Usually, it makes sense to view the shorter ones as being abbreviations of the longer, more complete forms.
Your short summaries are necessarily incomplete, and even a bit inaccurate, for nothing concise is ever precise. Even so, there are a few questions you should almost always anticipate and answer — for if you don’t address them, then the rest of the conversation can’t really happen. The Big Three questions are:
- What do you offer? If somebody doesn’t know what you’re talking about, then there’s no conversation to be had.
- Why should somebody care? If there’s no reason to care … then there’s no reason to care.

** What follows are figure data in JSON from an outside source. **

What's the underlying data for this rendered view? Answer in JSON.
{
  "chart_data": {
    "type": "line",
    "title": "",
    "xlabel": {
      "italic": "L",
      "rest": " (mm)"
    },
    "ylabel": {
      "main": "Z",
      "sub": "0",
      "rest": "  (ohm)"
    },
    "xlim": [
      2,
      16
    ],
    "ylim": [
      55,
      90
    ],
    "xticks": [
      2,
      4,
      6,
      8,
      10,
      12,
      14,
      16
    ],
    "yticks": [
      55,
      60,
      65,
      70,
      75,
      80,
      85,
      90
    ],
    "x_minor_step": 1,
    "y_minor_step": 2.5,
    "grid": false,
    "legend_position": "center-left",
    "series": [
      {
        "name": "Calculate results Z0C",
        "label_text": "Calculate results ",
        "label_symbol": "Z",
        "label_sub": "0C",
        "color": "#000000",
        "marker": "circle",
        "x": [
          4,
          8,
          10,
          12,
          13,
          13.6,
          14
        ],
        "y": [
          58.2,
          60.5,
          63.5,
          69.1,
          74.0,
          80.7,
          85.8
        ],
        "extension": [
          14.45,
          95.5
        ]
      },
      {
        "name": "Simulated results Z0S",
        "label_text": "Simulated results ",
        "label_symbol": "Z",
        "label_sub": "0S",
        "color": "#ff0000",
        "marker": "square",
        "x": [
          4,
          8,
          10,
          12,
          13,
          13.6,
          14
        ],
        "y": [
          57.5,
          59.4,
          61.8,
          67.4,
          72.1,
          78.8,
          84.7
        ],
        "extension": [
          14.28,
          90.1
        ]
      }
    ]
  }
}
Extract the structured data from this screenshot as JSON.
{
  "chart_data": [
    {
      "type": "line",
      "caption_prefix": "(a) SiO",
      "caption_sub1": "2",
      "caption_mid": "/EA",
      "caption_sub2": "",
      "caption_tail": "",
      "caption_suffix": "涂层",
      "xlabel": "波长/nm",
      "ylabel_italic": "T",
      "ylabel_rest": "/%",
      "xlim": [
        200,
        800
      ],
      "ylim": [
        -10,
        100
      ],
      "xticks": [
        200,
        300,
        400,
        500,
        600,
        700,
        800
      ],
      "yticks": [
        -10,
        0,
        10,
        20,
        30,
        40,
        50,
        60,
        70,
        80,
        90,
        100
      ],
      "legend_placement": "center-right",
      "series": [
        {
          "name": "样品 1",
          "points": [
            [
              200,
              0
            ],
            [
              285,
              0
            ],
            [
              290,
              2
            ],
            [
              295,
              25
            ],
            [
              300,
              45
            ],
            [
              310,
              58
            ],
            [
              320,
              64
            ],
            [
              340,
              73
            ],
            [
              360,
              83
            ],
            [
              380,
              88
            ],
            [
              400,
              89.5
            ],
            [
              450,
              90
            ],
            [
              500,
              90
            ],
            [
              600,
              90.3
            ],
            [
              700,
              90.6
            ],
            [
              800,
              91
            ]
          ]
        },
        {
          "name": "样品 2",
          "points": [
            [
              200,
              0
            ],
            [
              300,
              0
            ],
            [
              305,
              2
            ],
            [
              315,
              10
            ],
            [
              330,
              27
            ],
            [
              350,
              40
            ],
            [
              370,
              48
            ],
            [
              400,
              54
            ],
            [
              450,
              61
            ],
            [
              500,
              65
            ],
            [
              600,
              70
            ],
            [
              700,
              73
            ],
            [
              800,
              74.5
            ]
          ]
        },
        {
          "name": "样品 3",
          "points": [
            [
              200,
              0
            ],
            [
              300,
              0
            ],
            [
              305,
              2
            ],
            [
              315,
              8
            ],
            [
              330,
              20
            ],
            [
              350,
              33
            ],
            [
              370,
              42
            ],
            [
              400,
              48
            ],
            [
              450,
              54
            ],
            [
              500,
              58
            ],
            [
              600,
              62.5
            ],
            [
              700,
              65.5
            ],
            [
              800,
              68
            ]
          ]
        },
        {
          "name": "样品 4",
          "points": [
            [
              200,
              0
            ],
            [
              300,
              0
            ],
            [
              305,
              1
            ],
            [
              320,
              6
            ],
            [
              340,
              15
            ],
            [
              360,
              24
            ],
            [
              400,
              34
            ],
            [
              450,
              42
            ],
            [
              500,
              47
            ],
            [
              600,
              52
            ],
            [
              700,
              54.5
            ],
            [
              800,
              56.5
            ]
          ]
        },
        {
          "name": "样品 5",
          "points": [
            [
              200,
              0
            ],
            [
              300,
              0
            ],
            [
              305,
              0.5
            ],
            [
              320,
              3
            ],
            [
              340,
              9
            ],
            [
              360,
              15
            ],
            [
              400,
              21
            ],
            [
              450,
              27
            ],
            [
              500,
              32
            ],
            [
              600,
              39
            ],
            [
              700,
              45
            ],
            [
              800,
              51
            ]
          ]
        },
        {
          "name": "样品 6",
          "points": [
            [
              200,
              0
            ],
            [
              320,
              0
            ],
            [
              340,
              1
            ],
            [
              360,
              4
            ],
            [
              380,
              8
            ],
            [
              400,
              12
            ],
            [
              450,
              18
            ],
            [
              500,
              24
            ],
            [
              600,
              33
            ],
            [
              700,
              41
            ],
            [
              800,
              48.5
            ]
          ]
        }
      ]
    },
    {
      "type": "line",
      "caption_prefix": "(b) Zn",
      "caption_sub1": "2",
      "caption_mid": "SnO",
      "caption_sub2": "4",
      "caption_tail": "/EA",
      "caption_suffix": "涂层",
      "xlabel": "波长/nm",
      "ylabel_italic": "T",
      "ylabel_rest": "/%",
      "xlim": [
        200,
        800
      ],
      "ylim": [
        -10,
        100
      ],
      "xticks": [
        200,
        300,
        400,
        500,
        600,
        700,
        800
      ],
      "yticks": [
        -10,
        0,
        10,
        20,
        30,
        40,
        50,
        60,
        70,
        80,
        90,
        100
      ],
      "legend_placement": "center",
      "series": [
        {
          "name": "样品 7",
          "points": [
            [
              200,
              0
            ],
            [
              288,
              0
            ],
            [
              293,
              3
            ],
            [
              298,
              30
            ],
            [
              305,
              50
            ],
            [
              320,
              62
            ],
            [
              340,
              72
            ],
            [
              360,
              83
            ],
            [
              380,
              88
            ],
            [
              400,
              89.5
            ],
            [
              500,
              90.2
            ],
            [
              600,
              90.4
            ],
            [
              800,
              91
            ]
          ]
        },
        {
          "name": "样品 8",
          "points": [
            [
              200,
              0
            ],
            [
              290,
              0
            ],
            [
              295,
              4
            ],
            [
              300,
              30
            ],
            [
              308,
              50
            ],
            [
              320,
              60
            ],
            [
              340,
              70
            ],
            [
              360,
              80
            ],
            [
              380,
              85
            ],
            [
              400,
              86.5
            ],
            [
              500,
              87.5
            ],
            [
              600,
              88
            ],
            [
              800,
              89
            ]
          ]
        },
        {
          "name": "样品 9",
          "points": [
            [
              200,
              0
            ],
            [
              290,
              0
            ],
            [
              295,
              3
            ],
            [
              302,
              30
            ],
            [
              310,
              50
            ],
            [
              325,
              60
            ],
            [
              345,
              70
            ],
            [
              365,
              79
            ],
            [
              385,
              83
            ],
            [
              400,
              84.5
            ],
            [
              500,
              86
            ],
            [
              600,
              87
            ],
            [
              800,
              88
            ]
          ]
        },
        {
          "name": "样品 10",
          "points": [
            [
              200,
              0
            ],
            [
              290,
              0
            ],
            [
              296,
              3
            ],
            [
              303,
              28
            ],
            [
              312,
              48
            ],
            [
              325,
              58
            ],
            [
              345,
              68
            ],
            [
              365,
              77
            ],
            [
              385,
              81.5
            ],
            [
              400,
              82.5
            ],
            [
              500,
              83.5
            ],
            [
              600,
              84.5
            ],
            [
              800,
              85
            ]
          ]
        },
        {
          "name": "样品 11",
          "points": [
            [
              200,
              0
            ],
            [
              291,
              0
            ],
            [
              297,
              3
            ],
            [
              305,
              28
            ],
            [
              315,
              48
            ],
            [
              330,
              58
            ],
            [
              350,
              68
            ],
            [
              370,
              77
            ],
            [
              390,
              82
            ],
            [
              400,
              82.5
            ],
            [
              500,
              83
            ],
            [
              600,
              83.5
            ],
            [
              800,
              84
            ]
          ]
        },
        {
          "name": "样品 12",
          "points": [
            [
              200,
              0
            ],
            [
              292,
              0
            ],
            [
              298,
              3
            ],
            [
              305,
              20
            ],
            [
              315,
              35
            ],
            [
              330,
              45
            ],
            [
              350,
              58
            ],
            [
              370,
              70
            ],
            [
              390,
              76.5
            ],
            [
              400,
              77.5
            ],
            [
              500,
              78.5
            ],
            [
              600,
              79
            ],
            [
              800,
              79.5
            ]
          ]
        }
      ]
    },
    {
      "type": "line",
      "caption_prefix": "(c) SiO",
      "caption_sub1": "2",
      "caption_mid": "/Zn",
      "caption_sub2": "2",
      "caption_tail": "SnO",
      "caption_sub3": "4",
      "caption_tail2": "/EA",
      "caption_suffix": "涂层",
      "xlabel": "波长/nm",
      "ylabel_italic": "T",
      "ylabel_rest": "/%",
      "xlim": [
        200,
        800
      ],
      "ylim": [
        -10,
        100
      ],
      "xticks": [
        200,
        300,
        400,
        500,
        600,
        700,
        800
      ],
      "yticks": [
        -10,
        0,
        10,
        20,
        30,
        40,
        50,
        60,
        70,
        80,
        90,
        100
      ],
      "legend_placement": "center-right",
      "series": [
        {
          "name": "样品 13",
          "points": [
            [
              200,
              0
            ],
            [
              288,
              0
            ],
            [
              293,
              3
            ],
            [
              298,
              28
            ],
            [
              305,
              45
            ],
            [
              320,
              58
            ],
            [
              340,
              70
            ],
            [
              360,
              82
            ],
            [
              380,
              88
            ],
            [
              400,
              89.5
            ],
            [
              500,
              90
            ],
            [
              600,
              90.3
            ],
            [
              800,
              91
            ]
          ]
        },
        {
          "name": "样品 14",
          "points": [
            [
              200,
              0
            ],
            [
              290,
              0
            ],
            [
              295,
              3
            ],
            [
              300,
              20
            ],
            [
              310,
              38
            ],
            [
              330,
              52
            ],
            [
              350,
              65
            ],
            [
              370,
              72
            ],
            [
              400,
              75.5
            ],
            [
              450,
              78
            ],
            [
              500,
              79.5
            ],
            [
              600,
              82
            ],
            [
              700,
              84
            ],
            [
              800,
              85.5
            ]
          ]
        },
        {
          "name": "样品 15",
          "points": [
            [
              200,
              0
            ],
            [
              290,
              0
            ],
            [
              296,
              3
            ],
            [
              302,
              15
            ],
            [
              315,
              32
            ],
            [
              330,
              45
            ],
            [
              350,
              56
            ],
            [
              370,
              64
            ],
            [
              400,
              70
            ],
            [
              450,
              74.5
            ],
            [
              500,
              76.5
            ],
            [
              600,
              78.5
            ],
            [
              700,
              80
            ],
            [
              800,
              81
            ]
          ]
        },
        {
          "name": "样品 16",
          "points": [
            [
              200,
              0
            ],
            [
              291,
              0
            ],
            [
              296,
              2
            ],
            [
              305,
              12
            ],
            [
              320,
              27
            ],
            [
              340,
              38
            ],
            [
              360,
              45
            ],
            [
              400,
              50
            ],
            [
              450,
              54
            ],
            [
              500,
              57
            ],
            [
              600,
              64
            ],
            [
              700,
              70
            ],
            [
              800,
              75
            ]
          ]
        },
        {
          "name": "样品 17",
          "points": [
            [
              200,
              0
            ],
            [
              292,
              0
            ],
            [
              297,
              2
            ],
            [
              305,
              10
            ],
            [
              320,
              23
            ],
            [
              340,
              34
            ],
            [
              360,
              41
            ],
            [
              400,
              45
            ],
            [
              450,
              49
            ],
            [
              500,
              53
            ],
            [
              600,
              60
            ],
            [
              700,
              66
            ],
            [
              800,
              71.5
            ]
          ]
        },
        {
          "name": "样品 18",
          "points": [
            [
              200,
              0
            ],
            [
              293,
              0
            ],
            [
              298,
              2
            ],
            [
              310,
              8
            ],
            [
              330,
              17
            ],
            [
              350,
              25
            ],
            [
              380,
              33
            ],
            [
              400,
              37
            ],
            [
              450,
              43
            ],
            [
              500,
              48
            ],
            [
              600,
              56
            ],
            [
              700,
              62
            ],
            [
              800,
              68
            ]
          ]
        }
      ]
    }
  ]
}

- Why should I believe you might be better than the alternatives? If there’s no reason to believe you, then there’s no reason to listen.
The template I usually recommend for self-introductions is:
- The world has changed.
- This sets up everything else you’ll say …
- … but it doesn’t persuade on its own, so you should get through it very quickly.
- Usually, it would insult your listeners’ knowledge to “educate” them as to how the world has changed; …
- .. instead, you should briefly indicate which well-known changes are relevant to understanding your story.
- Ideally, the change is more specific than “Big Data … Internet of Things … interactive speeds … competitive necessity … profit”.
- There’s a big new problem or need, which we address. This is crucial.
- It starts the “What do we offer?” discussion.
- It answers “Why should somebody care?”
- It also starts the “We’re better” part of the story.
- Popular problem types these days include chaos, confusion, and mess.
- Popular need types include:
- More personalized and targeted customer communication.
- Gaining control over chaos, confusion and mess.
- We make _____________ (“What we offer.”) I’ve written about this area quite a bit, for example in my posts on naming, positioning and messaging to multiple audiences.
- It does ____________ (“Why you should care.”) If your story is strong, this should have several parts.
- I illustrated why that’s so when I wrote about the marketing of both performance and productivity.
- A common pattern these days is:
- Helps make some aspect of IT easier and more efficient …
- … and in doing so also makes IT more secure, which to many customers is the primary use case.
- Our technological uniqueness is ___________ . (“Why you should believe us.”) This goes all the way back to my first post on the layered messaging model, in 2008. If you don’t say what’s unique about you, you sound like everybody else.
- Social proof that we’re the right folks to do this includes_________ . (The other part of “Why you should believe us.”)
- Social proof can be customers, investors, or just people’s resumes.
- This part doesn’t have to go at the end of the pitch, and in an “elevator conversation” or presentation it probably wouldn’t. But wherever it goes, it’s somewhat outside the rest of the logical flow.
The closest I’ve come to posting about this template in the past was perhaps when I wrote about how to start a presentation. I recommend that post as a companion to this one.
Some of the classical stumbling blocks in all this are addressed in other posts, e.g. the previously cited on naming and multiple audiences. So let’s finish by tackling one I haven’t emphasized before, namely the tension between messaging for senior/strategic-level and more junior/tactical-level IT.
From the standpoint of a prospect, you likely want your product to both:
- Be worth a lot of money. This is best achieved by having a “big picture”, “strategic” story, of the kind that interests CIOs.
- Have enthusiastic and convincing internal advocates. This is best achieved by offering concrete, hard-to-deny benefits in specific use cases.
Let’s reframe that challenge a bit by noting:
- You’re probably anyway following a land-and-expand sales strategy. Most vendors of “horizontal” or “platform” technology have been, for decades.
- Your self-introduction (especially to prospects) needs to be good at teeing up the “land” part.
- It should also be useful (especially when introducing you to possible investors, employees or senior IT executives) in teeing up the “expand”.
The obvious approach is to have your “land” story be an obvious subset of your “land and expand” one. Revisiting the template, I’d say:
- The world has changed is mainly about the broader story.
- The big new problem or need is really big. Even particular examples are rather big. This includes the example(s) you’re addressing with your initial offerings.
- You make something with a category name that reflects your broader vision.
- It does specific things that are useful right now. Later it will do much more.
- Your technological uniqueness supports the entire story.
- Your social proof can usually be spun to support all levels of your story alike.